$\newcommand{\Si}{\Sigma}$
It does not matter whether the random variable (r.v.) $R:=\Phi$ is discrete or continuous or neither; it can be any r.v. whatsoever, with values in any measurable space $(S,\Si)$. Indeed, let $Y$ be any $[K]$-valued r.v. defined on the same probability space as $R$. For each $y\in[K]$, let $g_y\colon S\to\mathbb R$ be a $\Si$-measurable function such that
$$g_y(R):=g_y\circ R=E(I\{Y=y\}|R)[=P(Y=y|R)], \tag{1}
$$
where $I$ denotes the indicator and $E(\cdot|R)$ denotes the conditional expectation given the r.v. $R$. So, for each measurable map $w$ from $S$ to the probability $K$-simplex (say $V_K$),
\begin{align}
E\ell(w(R),Y)&=E\sum_{y\in[K]}\ell(w(R),y)I\{Y=y\} \\
&=\sum_{y\in[K]}E\ell(w(R),y)I\{Y=y\} \\
&=\sum_{y\in[K]}EE(\ell(w(R),y)I\{Y=y\}|R) \\
&=\sum_{y\in[K]}E\ell(w(R),y)E(I\{Y=y\}|R) \\
&=\sum_{y\in[K]}E\ell(w(R),y)g_y(R) \\
&=E\sum_{y\in[K]}\ell(w(R),y)g_y(R) \\
&=\int_S P(R\in dr)\sum_{y\in[K]}\ell(w(r),y)g_y(r) \\
&=-\int_S P(R\in dr)\sum_{y\in[K]}g_y(r)\ln w(r)_y \\
&=-\int_S P(R\in dr)H_r(w(r)),
\end{align}
where
$$H_r(v):=\sum_{y\in[K]}g_y(r)\ln v_y
$$
for $v\in V_K$.
So, the minimization of $E\ell(w(R),Y)$ in all measurable functions $w\colon S\to V_K$ boils down to the maximization, for each $r\in S$, of $H_r(v)$ in $v\in V_K$. We can choose the versions of the conditional expectations $g_1(R),\dots,g_K(R)$ of
$I\{Y=1\},\dots,I\{Y=K\}$ so that these conditional expectations are everywhere nonnegative and sum to $1$. That is, $g_y(r)\ge0$ for all $r\in S$ and $y\in[K]$, and $\sum_{y\in[K]}g_y(r)=1$ for all $r\in S$.

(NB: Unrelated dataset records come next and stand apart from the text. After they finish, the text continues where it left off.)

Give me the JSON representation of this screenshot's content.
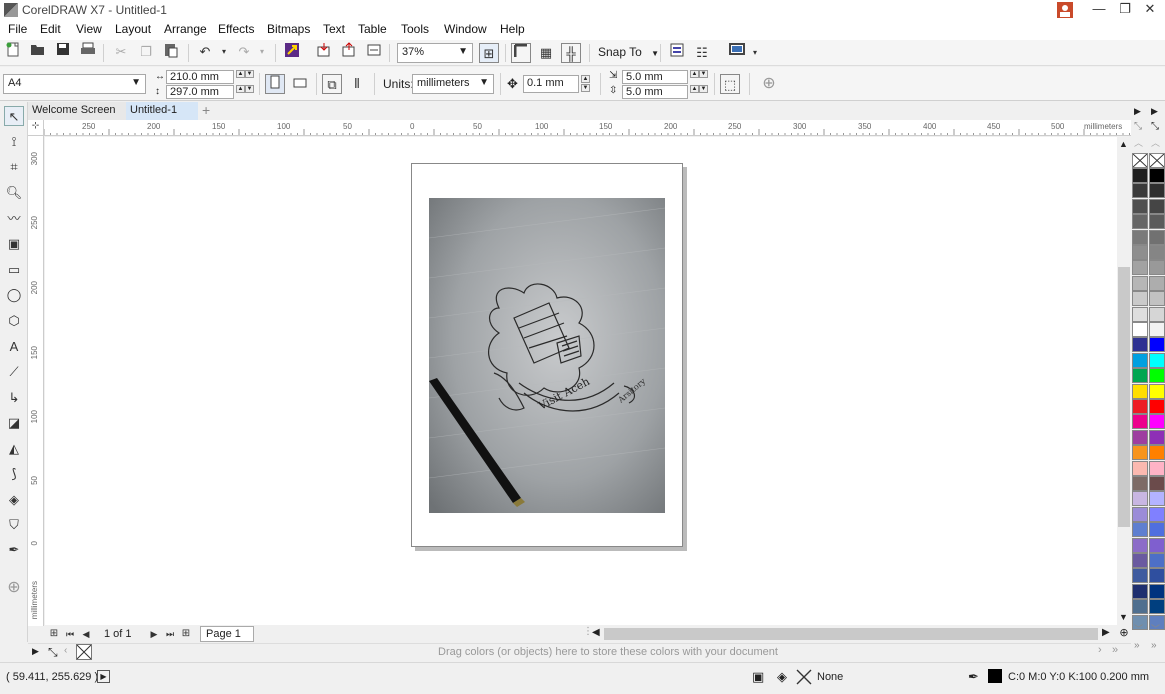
{
  "window": {
    "title": "CorelDRAW X7 - Untitled-1",
    "controls": {
      "minimize": "—",
      "restore": "❐",
      "close": "✕"
    }
  },
  "menu": [
    "File",
    "Edit",
    "View",
    "Layout",
    "Arrange",
    "Effects",
    "Bitmaps",
    "Text",
    "Table",
    "Tools",
    "Window",
    "Help"
  ],
  "toolbar": {
    "zoom": "37%",
    "snap_to": "Snap To"
  },
  "property_bar": {
    "page_size": "A4",
    "width": "210.0 mm",
    "height": "297.0 mm",
    "units_label": "Units:",
    "units": "millimeters",
    "nudge": "0.1 mm",
    "dup_x": "5.0 mm",
    "dup_y": "5.0 mm"
  },
  "tabs": [
    {
      "label": "Welcome Screen"
    },
    {
      "label": "Untitled-1"
    },
    {
      "label": "+"
    }
  ],
  "rulers": {
    "h_ticks": [
      "250",
      "200",
      "150",
      "100",
      "50",
      "0",
      "50",
      "100",
      "150",
      "200",
      "250",
      "300",
      "350",
      "400",
      "450",
      "500"
    ],
    "h_unit": "millimeters",
    "v_ticks": [
      "300",
      "250",
      "200",
      "150",
      "100",
      "50",
      "0"
    ],
    "v_unit": "millimeters"
  },
  "page_nav": {
    "page_count": "1 of 1",
    "page_tab": "Page 1"
  },
  "document_palette": {
    "hint": "Drag colors (or objects) here to store these colors with your document"
  },
  "status": {
    "coords": "( 59.411, 255.629 )",
    "fill": "None",
    "outline": "C:0 M:0 Y:0 K:100  0.200 mm"
  },
  "palette_colors": [
    [
      "#1f1f1f",
      "#000000"
    ],
    [
      "#3a3a3a",
      "#2f2f2f"
    ],
    [
      "#4f4f4f",
      "#454545"
    ],
    [
      "#666666",
      "#5b5b5b"
    ],
    [
      "#7a7a7a",
      "#717171"
    ],
    [
      "#8e8e8e",
      "#858585"
    ],
    [
      "#a2a2a2",
      "#999999"
    ],
    [
      "#b6b6b6",
      "#adadad"
    ],
    [
      "#cacaca",
      "#c2c2c2"
    ],
    [
      "#dedede",
      "#d6d6d6"
    ],
    [
      "#ffffff",
      "#f2f2f2"
    ],
    [
      "#2e3192",
      "#0000ff"
    ],
    [
      "#00a0e0",
      "#00ffff"
    ],
    [
      "#00a651",
      "#00ff00"
    ],
    [
      "#ffde00",
      "#ffff00"
    ],
    [
      "#ed1c24",
      "#ff0000"
    ],
    [
      "#ec008c",
      "#ff00ff"
    ],
    [
      "#9e3ea0",
      "#8e2fb6"
    ],
    [
      "#f7941d",
      "#ff8000"
    ],
    [
      "#fbb9b0",
      "#ffb3c6"
    ],
    [
      "#7d6b66",
      "#6b4b4b"
    ],
    [
      "#c8b6e2",
      "#b3b3ff"
    ],
    [
      "#9b8cd8",
      "#8080ff"
    ],
    [
      "#5f7fd0",
      "#4f6fdf"
    ],
    [
      "#8c6cc8",
      "#7f5fcf"
    ],
    [
      "#6a5aa0",
      "#4d6fc7"
    ],
    [
      "#3f5b9f",
      "#2f4f9f"
    ],
    [
      "#1f2f6f",
      "#00337f"
    ],
    [
      "#4f6f8f",
      "#003f7f"
    ],
    [
      "#6f8faf",
      "#5f7fbf"
    ]
  ]
}
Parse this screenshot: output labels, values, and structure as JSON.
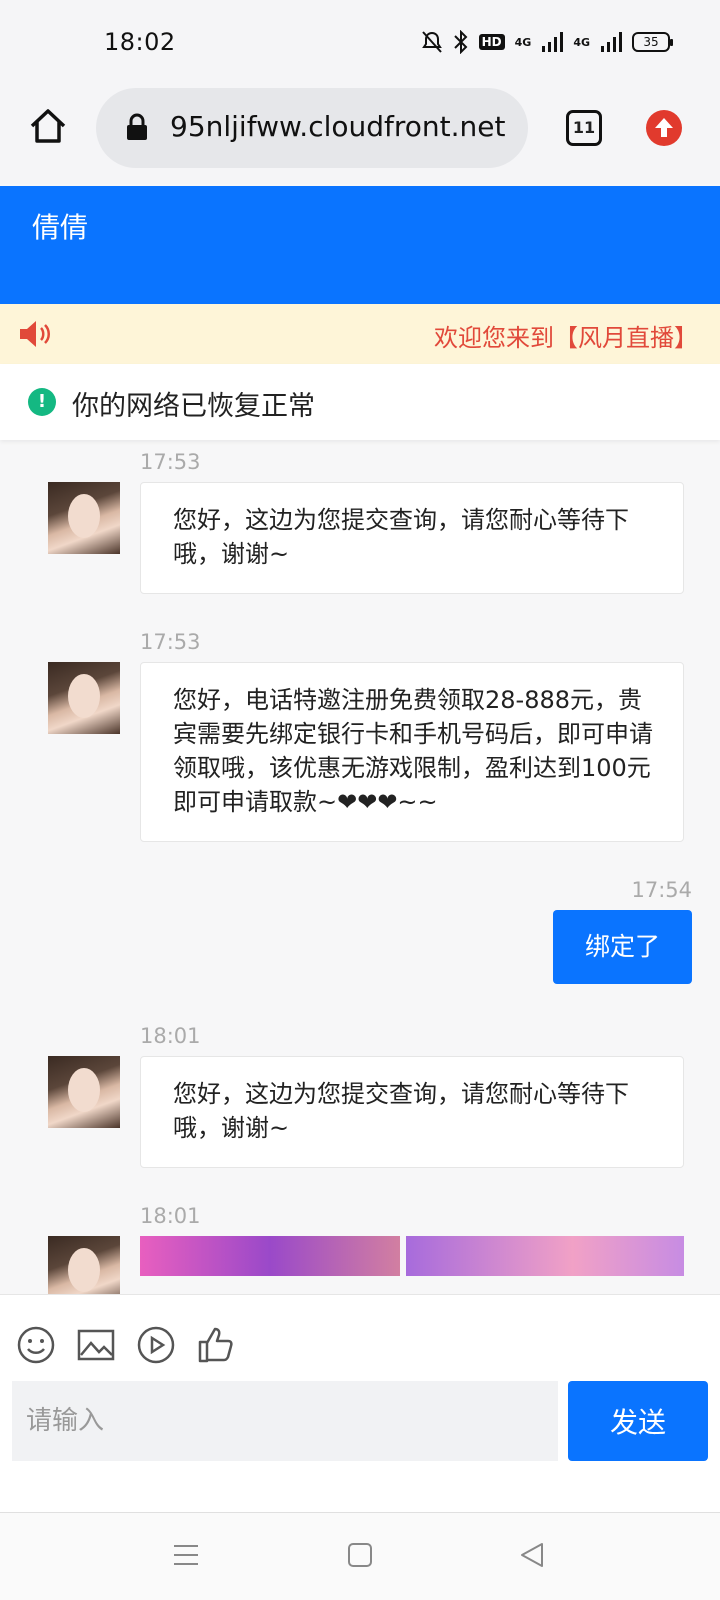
{
  "status_bar": {
    "time": "18:02",
    "network_1": "4G",
    "network_2": "4G",
    "hd_label": "HD",
    "battery": "35"
  },
  "browser": {
    "url": "95nljifww.cloudfront.net",
    "tab_count": "11",
    "icons": {
      "home": "home-icon",
      "lock": "lock-icon",
      "tabs": "tabs-icon",
      "upload": "upload-icon"
    },
    "accent_red": "#e13a2d"
  },
  "chat": {
    "title": "倩倩",
    "header_color": "#0a74ff",
    "notice": "欢迎您来到【风月直播】",
    "network_status": "你的网络已恢复正常",
    "messages": [
      {
        "side": "left",
        "time": "17:53",
        "text": "您好，这边为您提交查询，请您耐心等待下哦，谢谢~"
      },
      {
        "side": "left",
        "time": "17:53",
        "text": "您好，电话特邀注册免费领取28-888元，贵宾需要先绑定银行卡和手机号码后，即可申请领取哦，该优惠无游戏限制，盈利达到100元即可申请取款~❤❤❤~~"
      },
      {
        "side": "right",
        "time": "17:54",
        "text": "绑定了"
      },
      {
        "side": "left",
        "time": "18:01",
        "text": "您好，这边为您提交查询，请您耐心等待下哦，谢谢~"
      },
      {
        "side": "left",
        "time": "18:01",
        "text": ""
      }
    ]
  },
  "input": {
    "placeholder": "请输入",
    "send_label": "发送",
    "tools": [
      "emoji-icon",
      "image-icon",
      "video-icon",
      "thumbs-up-icon"
    ]
  },
  "nav": {
    "buttons": [
      "menu-icon",
      "home-square-icon",
      "back-triangle-icon"
    ]
  }
}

Then it is easy to see that $H_r(v)$ is minimized in $v\in V_K$ if $v_y=g_y(r)$; this is just the nonnegativity of the Kullback-Leibler divergence. That is, the risk $E\ell(w(R),Y)$ is minimized in $w$ if for all $r\in S$ and $y\in[K]$ we have
$$w(r)_y=g_y(r),$$
and $g_y(r)$ could be (generally, only symbolically) written as $P(Y=y|R=r)$ -- cf. (1).